Par liberté de l’amour, amour libre, amour en liberté, liberté sexuelle, j’entends l’entière possibilité pour une ou un camarade, d’en aimer un, une, plusieurs autres simultanément (synchroniquement), selon que l’y pousse ou l’y incite son déterminisme particulier.

En ce qui me concerne, individualiste anarchiste, je conçois cette possibilité, cette liberté sans égard aucun aux lois édictées par les gouvernants en matière de mœurs, aux habitudes reçues ou acceptées en fait de moralité par les sociétés humaines actuelles. Pour moi, la liberté de l’amour se conçoit « par delà le bien et le mal » conventionnels.

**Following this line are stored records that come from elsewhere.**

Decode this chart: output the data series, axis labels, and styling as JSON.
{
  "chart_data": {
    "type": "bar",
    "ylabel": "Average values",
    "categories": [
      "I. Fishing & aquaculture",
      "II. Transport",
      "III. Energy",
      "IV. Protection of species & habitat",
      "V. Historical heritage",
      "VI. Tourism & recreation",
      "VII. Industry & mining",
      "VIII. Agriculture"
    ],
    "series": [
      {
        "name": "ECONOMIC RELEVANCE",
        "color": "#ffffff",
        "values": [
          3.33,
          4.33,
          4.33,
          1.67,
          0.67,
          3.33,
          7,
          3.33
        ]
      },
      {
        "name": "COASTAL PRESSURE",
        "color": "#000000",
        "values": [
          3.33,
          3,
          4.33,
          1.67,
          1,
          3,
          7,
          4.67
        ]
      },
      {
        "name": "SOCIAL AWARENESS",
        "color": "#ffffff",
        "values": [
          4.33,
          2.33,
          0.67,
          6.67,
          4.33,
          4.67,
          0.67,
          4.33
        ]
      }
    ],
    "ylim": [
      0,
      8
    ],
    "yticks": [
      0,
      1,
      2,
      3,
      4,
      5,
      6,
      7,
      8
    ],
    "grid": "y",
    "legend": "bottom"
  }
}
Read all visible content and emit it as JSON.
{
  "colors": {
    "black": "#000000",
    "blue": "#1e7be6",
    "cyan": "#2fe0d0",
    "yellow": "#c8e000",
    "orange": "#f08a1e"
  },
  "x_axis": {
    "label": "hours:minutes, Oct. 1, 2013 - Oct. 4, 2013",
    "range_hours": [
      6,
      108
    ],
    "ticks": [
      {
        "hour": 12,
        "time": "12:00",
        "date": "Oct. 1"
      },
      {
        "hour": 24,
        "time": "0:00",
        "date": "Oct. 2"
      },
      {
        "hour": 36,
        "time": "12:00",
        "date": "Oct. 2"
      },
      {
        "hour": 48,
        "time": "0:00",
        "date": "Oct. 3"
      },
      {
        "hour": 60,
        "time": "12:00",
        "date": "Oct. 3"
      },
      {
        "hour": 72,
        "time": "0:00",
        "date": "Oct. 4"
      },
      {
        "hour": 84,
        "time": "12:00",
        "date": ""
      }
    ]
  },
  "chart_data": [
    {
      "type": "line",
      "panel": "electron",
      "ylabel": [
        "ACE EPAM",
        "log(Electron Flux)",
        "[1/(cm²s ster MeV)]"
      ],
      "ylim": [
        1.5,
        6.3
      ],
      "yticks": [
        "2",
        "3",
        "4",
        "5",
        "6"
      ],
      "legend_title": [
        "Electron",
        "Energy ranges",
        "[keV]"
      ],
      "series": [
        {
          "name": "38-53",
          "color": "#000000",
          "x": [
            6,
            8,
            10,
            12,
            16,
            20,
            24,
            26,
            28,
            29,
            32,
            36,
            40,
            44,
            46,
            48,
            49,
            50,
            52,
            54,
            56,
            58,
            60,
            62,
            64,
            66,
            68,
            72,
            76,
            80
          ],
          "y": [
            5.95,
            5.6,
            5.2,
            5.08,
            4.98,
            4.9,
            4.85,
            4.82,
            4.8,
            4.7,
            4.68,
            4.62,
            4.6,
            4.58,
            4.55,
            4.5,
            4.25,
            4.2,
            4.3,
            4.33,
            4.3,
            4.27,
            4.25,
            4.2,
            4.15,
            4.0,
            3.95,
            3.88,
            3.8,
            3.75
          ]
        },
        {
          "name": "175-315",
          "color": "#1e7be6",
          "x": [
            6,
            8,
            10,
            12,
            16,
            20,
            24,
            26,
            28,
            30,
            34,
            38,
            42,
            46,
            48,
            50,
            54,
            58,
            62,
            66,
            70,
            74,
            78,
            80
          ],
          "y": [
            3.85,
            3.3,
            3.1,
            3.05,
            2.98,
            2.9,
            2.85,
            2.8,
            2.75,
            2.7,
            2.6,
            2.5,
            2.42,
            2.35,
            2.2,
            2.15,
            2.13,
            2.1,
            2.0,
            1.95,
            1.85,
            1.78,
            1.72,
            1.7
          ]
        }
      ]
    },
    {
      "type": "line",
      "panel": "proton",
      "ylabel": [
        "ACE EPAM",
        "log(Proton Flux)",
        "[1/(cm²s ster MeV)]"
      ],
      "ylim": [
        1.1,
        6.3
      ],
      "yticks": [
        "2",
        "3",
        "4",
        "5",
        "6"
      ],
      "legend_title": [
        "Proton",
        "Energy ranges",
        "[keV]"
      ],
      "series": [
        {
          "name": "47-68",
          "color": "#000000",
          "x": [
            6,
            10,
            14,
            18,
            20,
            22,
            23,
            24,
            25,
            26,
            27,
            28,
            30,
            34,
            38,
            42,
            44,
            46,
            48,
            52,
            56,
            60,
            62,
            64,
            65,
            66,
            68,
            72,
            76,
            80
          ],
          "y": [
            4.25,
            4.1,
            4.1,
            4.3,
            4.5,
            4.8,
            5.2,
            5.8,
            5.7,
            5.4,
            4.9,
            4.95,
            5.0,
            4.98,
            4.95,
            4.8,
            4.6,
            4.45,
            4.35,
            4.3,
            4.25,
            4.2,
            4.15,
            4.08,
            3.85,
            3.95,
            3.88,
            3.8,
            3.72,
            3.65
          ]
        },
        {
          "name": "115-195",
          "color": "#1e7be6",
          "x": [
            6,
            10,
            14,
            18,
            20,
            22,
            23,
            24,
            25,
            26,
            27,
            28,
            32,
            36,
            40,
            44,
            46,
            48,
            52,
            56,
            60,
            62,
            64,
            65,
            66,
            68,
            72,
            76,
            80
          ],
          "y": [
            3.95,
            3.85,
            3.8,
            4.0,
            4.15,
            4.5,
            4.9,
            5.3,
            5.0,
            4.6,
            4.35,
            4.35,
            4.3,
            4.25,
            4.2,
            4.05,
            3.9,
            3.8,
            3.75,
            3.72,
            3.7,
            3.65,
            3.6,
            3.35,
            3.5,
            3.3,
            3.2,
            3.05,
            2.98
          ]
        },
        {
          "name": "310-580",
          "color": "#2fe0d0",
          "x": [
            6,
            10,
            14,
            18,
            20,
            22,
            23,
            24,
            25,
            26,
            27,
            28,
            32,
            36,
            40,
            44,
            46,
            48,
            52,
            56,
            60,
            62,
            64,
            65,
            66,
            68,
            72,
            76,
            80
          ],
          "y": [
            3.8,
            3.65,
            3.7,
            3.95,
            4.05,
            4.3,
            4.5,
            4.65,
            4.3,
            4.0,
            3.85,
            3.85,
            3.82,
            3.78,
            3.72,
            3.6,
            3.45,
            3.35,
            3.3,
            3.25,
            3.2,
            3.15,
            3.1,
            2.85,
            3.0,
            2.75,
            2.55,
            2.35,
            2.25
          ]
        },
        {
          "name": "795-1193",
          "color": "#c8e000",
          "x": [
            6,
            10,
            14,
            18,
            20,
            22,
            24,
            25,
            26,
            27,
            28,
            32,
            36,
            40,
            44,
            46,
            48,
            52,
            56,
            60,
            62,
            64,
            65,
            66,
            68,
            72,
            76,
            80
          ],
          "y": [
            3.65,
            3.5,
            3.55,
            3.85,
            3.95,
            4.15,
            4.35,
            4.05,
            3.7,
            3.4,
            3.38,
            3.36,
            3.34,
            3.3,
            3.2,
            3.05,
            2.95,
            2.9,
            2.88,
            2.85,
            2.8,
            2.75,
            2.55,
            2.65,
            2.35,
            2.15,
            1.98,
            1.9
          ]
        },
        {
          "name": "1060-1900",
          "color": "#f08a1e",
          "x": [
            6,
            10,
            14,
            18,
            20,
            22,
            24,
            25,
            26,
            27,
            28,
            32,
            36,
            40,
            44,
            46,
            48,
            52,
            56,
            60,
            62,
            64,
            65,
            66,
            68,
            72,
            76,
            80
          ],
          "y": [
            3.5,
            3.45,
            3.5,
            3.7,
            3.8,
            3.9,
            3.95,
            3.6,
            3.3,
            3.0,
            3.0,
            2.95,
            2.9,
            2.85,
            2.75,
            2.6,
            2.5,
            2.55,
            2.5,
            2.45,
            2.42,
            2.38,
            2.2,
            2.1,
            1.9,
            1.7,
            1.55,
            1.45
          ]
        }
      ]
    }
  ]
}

Dans un milieu individualiste anarchiste, la liberté de l’amour se comprend, logiquement, en dehors de l’état civil, de la situation sociale, de l’apparence extérieure, de l’opinion publique, de la consanguinité ; elle n’a pas égard aux préjugés courants sur la pudeur, la virginité, le vice, la vertu, la considération, l’estime, la réputation, la fidélité sexuelle, etc. Elle ne tient pas compte du fait que l’être désiré ou aimé cohabite ou entretient déjà des relations amoureuses.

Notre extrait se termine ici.